– Здесь? Сейчас? Прямо на полу? – грубо спросил Генри.
Внезапно испугавшись, потому что перед ней был словно совсем незнакомый ей человек – опасный, сексуально одержимый, – она замотала головой, подняв на него умоляющие глаза.
Но он не обратил никакого внимания на ее взгляд, опрокинул ее на пол, прямо на холодный кафельный пол, и лег сверху. Потом расстегнул на ней рубашку, властно развел ее руки в стороны, когда она попробовала его остановить, и обнажил ее грудь.
– Генри, не надо!
– Надо.
Наклонив голову, он дотронулся до губ Гиты своими, ожидая ответной реакции, и получил ее. Возбужденная, жаждущая, охваченная стыдом и желанием, она вернула ему поцелуй, прижала к себе, позволила ему делать все, что ему хотелось с ней делать. Позволила уничтожить остатки своего внутреннего спокойствия. Он использовал язык, руки, даже шелковистость своих волос, чтобы возбудить ее. И когда она почти всхлипывала от жгучей страсти, умоляя его о пощаде, он наказал ее за высокомерие.

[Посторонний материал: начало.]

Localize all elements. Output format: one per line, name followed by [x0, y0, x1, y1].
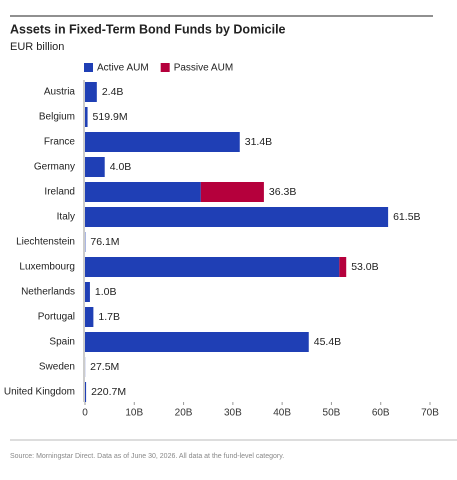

После, лежа на ней, поддерживая свое тело на локтях, он раскинул ее темные гладкие волосы по прохладным плиткам пола и взглянул в ее разгоряченное лицо.
– Ждешь, чтобы я извинился? – тихо спросил он. Она слабо помотала головой.
– Нет, – кивнул он, – потому что ты хотела именно этого. Мы оба хотели именно этого. Я тебя возбуждаю. Ты меня возбуждаешь. Вот, что так любит в тебе камера. Твою чувственность, твою сексуальность. Ту тебя, что спрятана внутри. Ту тебя, которую ты не хочешь выпустить наружу, потому что это тебя пугает. Не меня ты боишься, Гита, а свою натуру – боишься выпустить ее наружу, чтобы она тебя не поглотила.
– Нет.
– Да. Внутри тебя спрятана великолепная, страстная женщина, и она жаждет вырваться наружу, она мечтает стать свободной. Ты ведь не можешь полностью, самозабвенно отдаться наслаждению, не так ли? Знаешь почему? В глубине души ты чувствуешь себя виноватой, потому и настаиваешь, что между нами должно быть что-то большее. Наслаждайся этим, Гита, получай удовольствие. Не так много людей, способны чувствовать то, что чувствуешь ты. Вырази это. Скажи всему миру.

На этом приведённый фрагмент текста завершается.